Prevenire è meglio che curare

Ecco perché è necessario pianificare adeguatamente la razione del periodo di transizione dell’intera mandria, in modo da riuscire a fornire energia agli animali senza tuttavia creare ingombro ruminale. Ma è fondamentale prestare ancora più attenzione alle vacche più giovani, in particolare a quelle che raggiungono il parto superati i 27 mesi di età. In questi casi infatti, è probabile che la bovina si trovi ad affrontare la lattazione con una condizione corporea superiore a quella ottimale per una primipara. Circostanza che conduce a un maggior rischio di mobilizzazione delle riserve corporee di lipidi, alla liberazione di corpi chetonici e infine alla comparsa della sintomatologia.
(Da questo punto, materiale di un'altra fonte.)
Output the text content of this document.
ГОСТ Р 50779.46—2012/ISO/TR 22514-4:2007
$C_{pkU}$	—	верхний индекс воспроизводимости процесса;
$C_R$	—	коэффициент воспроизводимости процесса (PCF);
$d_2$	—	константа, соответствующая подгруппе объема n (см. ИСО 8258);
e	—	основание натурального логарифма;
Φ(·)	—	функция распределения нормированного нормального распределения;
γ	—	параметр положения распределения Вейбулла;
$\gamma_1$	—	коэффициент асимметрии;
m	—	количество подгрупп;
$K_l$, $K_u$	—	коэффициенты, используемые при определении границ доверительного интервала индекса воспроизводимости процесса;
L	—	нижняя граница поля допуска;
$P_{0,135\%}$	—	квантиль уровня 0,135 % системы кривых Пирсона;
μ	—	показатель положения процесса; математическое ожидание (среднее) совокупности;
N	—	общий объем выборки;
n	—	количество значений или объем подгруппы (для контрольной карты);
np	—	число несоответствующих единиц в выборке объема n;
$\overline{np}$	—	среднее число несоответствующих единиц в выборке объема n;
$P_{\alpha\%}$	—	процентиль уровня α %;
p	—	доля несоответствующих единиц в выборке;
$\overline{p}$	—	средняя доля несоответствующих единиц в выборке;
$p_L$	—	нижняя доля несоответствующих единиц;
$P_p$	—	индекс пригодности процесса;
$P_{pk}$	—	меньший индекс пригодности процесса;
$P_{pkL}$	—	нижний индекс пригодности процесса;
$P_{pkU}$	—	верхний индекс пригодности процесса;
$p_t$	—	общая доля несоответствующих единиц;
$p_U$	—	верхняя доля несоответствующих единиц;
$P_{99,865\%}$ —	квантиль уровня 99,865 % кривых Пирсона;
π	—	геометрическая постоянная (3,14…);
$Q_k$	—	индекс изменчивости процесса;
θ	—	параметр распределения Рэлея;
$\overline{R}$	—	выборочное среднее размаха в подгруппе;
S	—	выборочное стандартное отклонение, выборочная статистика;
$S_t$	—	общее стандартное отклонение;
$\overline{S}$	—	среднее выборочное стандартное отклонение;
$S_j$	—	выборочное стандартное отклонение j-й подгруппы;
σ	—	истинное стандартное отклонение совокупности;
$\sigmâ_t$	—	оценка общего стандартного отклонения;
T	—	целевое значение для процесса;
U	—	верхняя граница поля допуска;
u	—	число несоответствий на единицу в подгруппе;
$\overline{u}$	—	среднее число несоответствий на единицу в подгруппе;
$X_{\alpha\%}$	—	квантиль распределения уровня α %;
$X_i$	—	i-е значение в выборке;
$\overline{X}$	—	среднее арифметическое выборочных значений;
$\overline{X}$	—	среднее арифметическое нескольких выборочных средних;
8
Occorre dunque saper giocare in prevenzione perché, sebbene la chetosi compaia più frequentemente nelle pluripare, quando si manifesta nelle primipare gli esiti a lungo termine si presenteranno in modo più severo. E alle condizioni di salute precarie che persisteranno per tutta la vita dell’animale si associa anche un danno economico per gli allevatori, soprattutto quando le bovine sono di elevato valore genetico o quando la malattia metabolica colpisce buona parte della mandria.